I built pyrig after getting tired of manually keeping configuration files in sync across multiple Python projects. Every time I'd start a new project or update tooling standards, I'd spend hours copying and tweaking pyproject.toml, GitHub workflows, pre-commit hooks, etc.
pyrig treats project infrastructure as declarative code. Each config file (pyproject.toml, .pre-commit-config.yaml, GitHub workflows) is a Python class that:
- Generates the file with working defaults - Validates existing files against expected structure - Merges missing values without removing your customizations - Runs idempotently (safe to run multiple times)

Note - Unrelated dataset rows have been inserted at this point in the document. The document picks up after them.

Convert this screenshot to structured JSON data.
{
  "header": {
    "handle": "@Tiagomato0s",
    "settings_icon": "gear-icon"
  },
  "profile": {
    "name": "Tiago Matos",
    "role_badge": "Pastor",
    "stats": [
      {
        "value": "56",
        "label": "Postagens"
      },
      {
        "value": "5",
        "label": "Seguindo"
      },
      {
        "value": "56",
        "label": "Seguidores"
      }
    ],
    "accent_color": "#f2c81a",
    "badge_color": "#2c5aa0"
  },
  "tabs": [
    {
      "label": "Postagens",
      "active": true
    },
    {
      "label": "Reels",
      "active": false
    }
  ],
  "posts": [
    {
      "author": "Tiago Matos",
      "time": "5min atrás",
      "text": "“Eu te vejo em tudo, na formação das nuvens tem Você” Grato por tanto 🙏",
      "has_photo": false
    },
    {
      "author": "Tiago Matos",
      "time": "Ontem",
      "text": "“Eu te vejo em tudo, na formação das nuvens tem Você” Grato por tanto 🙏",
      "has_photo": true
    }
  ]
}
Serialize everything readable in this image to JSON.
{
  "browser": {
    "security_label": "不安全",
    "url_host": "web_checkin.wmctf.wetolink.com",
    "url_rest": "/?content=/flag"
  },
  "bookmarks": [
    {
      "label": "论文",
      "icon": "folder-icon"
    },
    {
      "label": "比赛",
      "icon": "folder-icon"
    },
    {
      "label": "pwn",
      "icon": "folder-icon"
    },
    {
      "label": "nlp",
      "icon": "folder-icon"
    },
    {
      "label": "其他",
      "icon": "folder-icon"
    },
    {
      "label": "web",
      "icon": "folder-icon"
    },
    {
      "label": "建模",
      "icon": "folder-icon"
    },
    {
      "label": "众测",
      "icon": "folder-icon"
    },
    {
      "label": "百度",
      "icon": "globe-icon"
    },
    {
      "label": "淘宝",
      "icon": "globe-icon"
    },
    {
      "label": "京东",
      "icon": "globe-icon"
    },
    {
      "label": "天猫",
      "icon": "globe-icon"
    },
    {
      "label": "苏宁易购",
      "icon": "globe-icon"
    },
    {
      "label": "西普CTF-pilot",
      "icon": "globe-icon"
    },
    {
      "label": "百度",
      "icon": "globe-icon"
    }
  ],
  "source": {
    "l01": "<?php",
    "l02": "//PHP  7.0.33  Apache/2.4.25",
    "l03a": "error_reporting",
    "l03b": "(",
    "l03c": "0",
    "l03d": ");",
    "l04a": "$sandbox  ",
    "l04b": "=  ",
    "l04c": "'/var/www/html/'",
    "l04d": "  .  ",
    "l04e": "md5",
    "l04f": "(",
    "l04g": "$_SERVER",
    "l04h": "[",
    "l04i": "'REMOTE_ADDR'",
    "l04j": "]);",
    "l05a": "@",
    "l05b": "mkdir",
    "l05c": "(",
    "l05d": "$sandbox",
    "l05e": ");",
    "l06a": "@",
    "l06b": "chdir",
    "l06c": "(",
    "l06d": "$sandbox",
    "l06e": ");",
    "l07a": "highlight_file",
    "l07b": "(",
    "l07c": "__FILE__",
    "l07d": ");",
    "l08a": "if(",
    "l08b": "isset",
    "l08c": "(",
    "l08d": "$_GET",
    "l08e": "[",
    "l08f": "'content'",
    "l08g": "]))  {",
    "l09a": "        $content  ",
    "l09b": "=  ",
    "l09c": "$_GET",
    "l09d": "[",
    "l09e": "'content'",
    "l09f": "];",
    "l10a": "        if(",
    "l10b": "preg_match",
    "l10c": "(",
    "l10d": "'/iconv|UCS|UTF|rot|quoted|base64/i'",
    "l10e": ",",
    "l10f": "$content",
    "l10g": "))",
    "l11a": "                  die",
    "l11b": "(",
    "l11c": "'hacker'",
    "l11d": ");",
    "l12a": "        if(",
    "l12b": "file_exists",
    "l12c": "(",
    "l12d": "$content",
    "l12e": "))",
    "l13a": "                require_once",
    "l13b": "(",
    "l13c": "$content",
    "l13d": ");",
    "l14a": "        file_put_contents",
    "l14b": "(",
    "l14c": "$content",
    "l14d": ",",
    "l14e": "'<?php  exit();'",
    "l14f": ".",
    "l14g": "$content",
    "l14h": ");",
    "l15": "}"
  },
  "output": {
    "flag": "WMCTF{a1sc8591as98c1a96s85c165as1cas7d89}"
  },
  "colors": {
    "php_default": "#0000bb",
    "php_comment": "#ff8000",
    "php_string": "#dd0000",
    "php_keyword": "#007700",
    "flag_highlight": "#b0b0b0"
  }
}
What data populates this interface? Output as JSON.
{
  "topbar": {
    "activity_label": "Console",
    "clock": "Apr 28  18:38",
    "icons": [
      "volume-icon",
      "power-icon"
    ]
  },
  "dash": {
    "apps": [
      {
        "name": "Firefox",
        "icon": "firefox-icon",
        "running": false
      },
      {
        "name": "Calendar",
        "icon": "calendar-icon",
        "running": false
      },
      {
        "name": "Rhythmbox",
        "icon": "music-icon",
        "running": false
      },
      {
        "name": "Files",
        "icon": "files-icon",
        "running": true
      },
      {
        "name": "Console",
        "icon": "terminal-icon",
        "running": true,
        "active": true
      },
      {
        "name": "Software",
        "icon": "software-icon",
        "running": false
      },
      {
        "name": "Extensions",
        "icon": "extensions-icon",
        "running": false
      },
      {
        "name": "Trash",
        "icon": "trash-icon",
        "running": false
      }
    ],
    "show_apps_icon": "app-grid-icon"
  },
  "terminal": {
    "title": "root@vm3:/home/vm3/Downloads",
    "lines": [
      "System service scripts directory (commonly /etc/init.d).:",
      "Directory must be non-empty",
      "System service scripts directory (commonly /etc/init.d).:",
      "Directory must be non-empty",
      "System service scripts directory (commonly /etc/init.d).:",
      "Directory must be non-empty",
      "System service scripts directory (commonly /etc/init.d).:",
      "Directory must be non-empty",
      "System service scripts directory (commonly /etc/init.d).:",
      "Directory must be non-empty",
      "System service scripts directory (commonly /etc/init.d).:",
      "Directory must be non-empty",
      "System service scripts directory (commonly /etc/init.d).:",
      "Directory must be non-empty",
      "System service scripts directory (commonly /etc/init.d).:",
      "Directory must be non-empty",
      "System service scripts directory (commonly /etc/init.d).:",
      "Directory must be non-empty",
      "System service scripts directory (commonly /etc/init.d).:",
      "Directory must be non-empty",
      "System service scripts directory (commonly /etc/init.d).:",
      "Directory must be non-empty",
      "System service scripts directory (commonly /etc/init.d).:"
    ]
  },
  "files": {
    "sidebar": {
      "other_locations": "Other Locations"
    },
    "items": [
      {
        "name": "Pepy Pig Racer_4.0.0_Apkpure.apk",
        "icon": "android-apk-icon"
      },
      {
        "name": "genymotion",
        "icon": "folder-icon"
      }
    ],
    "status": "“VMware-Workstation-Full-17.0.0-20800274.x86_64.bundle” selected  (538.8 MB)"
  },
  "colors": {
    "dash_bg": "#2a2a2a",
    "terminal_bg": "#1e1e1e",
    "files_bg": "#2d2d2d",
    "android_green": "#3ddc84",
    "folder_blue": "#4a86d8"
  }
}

The interesting part is the multi-package inheritance. You can create a "base" package that extends pyrig with your own customized standards, then all your projects inherit those configs automatically:
pyrig → your-base → service1
→ service2
Commands, test fixtures, and config files are discovered automatically across the entire dependency chain using a runtime dependency graph built from importlib.metadata.
What makes it different from other scaffolding projects: Pyrig is a system that is kind of living continiously and supports you during code development. You can basically customize everything and tweak almost all behaviour as you see fit.Quick start: uv init uv add pyrig uv run pyrig init
This generates a complete project: source structure, tests, CI/CD, docs, pre-commit hooks, containerfile, etc. Run it again later to update configs or add missing files.
I'd love feedback on the architecture and this project generally. What do you think? Is this useful or not? I have used it already with many of my projects and it genuinely made things easier and faster for me.